Low dose, drastic effect
The Raptor Center
Two chickens eating seeds in the snow

Recent research from TRC measures the danger of a popular pesticide

Imidacloprid, a pesticide often used on soybeans grown around Minnesota, is one of seven types of neonicotinoids available to farmers right now. Almost all agricultural seeds are treated with some type of neonicotinoid. “Farmers put pesticides on their seeds and, as the seed grows, the pesticide is incorporated into the structure of the plant so it keeps insects from destroying the crop,” says Dana Franzen-Klein, DVM, MS, The Raptor Center’s (TRC) new staff veterinarian. Franzen-Klein finished her master’s degree in April with a thesis assessing negative effects the substance could have on chickens (as a model for wild grain-eating birds, such as grouse) at sublethal doses.

Franzen-Klein, who previously completed a residency at TRC, says her time spent at the center helped her further develop her expertise in avian medicine. She applied these skills during this project, particularly as she performed precise, specific neurologic assessments of birds in the study. Julia Ponder, DVM, MPH, executive director of TRC, mentored Franzen-Klein on the project.

Studies have previously identified lethal levels of imidacloprid in some bird species, but Franzen-Klein collaborated with several scientists, including researchers from the Minnesota Department of Natural Resources and the US Environmental Protection Agency, to more specifically pinpoint how much of the substance a bird would need to ingest to exhibit clinical signs. The scientists also measured the intensity of those signs as dosages increased. The project was funded by the LegislativeCitizen Commission on Minnesota Resources.

The researchers saw a range of neurological signs in the chickens responding to different dosages of imidacloprid, which included mild depression, whole-body muscle tremors, and a lack of response to external stimuli. “We gave them scores based on how severe their clinical signs were so we could estimate what amount of chemical we would expect to produce certain levels of clinical signs,” Franzen-Klein says. She saw clinical signs develop within as little as five minutes of the pesticide hitting the birds’ stomachs.

The neurologic signs observed in the domestic chickens in the study may not be exactly mirrored in wild birds, but the research provides information that can be used to develop a risk assessment to help predict what could happen when wild grain-eating birds interact with this pesticide. “The most likely way a wild bird could be exposed to imidacloprid is by ingesting spilled treated seed,” FranzenKlein says.
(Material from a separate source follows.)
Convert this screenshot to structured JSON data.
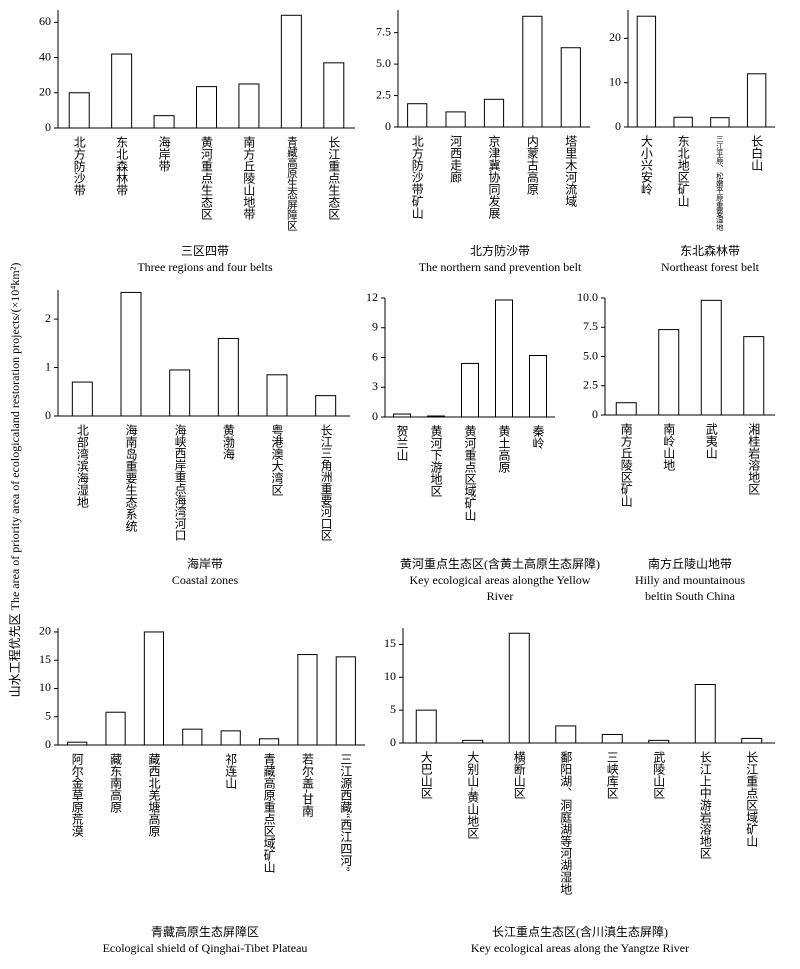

If a wild bird developed similar clinical signs as the domestic chickens in this study, the neurologic signs could put the bird at a higher risk of predation. But based on what Franzen-Klein saw, a human or predator who hunted and consumed a bird affected by the pesticide would be unlikely to develop neurologic signs. FranzenKlein suspects imidacloprid’s effects would be unlikely to transfer up the food chain, but more specific research into this area is needed.

“Next steps would be to study the interface between wild birds and agriculture to determine which wild bird species are being exposed to imidacloprid and how much of the pesticide they are exposed to,” says Franzen-Klein.

But how does this relate to raptors? “Part of our mission at TRC is focused on ecosystem health,” says FranzenKlein. “All animal species in an ecosystem are linked. For example, if the pesticide is getting into the water, that could result in fewer water insects. This could result in decreased survival of insect-eating birds. Some hawk species primarily eat smaller birds, so within that local ecosystem, there would be a decreased food supply for the hawks.”

And while a neurologically impaired grain-eating bird might be easy prey for a raptor, the researchers do not yet know whether a bird with neonicotinoids in its system would be safe for the raptor to ingest.

“Everything is interconnected,” says Franzen-Klein, “so this research is looking at animal health and the effects humans have on animal health and our environment.”